Director: Pernilla August
The third film in this recent batch of submissions to be directed by a woman better known as an actress, "Beyond" is the feature from Pernilla August, who appeared in films ranging from Bergman's "Fanny and Alexander" to two of the "Star Wars" prequels.
Noomi Rapace, the star of the original "Girl With the Dragon Tattoo" films, plays a young woman growing up in a household of abuse and alcoholism in the 1970s. The film relies heavily on flashbacks to those ugly times – and though August reportedly uses restraint in what she shows and what she only implies, early reviews suggest that this is a very difficult film to sit through.
Taiwan: "Seediq Bale"
Director: Wei Te-Sheng
Also called "Warriors of the Rainbow: Seediq Bale," the lavish and action-packed historical drama was a big hit in its home country.
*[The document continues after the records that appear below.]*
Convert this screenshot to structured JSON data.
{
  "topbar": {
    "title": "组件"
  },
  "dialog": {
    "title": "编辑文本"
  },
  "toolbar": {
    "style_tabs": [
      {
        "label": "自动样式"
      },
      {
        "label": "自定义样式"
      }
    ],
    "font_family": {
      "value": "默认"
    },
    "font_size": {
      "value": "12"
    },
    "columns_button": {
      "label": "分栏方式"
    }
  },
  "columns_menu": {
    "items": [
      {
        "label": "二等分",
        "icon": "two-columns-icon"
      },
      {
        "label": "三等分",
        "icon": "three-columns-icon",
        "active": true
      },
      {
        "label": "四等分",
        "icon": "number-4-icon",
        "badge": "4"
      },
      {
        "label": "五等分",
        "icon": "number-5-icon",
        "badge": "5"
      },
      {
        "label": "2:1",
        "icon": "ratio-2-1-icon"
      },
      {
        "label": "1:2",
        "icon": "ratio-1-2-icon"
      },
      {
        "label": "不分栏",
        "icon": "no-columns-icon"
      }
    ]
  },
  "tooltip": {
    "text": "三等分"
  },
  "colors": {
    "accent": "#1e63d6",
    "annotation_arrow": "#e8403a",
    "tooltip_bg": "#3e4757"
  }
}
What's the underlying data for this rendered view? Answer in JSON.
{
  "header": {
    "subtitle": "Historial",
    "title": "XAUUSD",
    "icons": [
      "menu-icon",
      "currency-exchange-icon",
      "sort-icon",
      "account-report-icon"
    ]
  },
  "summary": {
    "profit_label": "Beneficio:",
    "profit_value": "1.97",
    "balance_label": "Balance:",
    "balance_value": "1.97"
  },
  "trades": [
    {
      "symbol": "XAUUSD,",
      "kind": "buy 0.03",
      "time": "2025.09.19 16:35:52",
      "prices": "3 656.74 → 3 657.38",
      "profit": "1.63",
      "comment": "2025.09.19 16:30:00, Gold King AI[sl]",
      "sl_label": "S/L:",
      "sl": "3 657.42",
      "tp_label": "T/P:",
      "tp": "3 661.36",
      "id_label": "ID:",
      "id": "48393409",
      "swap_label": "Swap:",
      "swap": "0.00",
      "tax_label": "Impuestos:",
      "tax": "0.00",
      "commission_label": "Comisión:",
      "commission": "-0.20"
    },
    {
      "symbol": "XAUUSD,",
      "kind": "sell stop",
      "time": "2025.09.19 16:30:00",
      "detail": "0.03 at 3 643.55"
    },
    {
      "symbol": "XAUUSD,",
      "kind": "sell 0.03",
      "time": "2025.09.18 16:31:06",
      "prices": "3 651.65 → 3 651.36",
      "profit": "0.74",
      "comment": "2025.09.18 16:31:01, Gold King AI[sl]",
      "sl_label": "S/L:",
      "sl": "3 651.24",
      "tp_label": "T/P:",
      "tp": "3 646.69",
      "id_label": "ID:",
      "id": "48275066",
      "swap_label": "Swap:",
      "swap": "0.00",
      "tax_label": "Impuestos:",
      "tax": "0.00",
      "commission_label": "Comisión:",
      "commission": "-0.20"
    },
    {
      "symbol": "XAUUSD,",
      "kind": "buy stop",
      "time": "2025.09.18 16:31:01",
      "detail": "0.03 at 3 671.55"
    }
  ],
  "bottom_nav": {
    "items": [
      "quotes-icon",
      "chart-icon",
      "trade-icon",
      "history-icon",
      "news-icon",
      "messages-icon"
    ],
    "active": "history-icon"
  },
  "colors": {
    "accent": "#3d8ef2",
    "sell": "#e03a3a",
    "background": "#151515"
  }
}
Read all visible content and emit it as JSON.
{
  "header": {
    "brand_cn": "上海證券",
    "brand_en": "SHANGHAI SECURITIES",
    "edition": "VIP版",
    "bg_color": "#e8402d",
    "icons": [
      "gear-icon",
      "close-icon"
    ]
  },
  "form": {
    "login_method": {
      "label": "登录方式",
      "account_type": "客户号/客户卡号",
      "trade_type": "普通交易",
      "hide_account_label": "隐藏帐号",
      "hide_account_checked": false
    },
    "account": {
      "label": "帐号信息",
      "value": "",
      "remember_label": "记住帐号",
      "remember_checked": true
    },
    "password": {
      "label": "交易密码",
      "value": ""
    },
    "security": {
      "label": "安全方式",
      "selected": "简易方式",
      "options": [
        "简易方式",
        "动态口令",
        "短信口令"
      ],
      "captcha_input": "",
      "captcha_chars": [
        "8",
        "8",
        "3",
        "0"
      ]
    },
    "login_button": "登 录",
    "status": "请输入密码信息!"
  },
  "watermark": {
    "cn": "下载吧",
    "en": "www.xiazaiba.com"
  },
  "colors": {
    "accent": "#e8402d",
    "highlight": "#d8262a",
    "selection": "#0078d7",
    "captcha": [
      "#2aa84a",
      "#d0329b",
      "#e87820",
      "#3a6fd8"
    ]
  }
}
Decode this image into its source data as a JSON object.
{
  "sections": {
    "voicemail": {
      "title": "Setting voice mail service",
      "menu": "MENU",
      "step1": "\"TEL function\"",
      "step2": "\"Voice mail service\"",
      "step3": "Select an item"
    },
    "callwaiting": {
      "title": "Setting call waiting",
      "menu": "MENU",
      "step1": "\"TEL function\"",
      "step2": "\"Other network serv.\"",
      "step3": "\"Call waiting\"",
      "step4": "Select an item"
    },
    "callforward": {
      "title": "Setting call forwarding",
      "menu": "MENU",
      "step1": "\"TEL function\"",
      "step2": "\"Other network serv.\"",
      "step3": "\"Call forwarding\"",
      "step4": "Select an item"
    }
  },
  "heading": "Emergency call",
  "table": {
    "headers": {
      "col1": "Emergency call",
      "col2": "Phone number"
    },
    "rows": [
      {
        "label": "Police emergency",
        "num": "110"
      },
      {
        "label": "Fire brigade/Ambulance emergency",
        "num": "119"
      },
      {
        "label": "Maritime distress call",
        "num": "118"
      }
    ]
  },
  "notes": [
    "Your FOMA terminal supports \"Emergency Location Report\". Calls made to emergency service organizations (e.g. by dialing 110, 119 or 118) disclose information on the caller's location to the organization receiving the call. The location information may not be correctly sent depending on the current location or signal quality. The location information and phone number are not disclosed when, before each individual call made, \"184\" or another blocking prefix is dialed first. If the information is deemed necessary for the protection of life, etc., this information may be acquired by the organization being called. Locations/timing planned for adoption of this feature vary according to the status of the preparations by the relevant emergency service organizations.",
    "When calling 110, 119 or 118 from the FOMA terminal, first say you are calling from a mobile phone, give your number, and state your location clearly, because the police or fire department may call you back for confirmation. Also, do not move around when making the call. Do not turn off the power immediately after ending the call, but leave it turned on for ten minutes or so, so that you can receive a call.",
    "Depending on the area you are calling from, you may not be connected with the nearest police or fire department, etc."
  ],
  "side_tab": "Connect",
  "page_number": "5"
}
It deals with the aboriginal Taiwanese Seediq people, who were subject to cultural restrictions and forced labor during the Japanese rule in Taiwan in the early 1900s; the film focuses on their attempts to fight back in the 1930 Wushe Incident.
Co-produced by John Woo, the film won mixed reviews at the recent Venice Film Festival: "Stunning to look at, authentic to a fault and a little tedious to follow for over two and a half hours," wrote Deborah Young.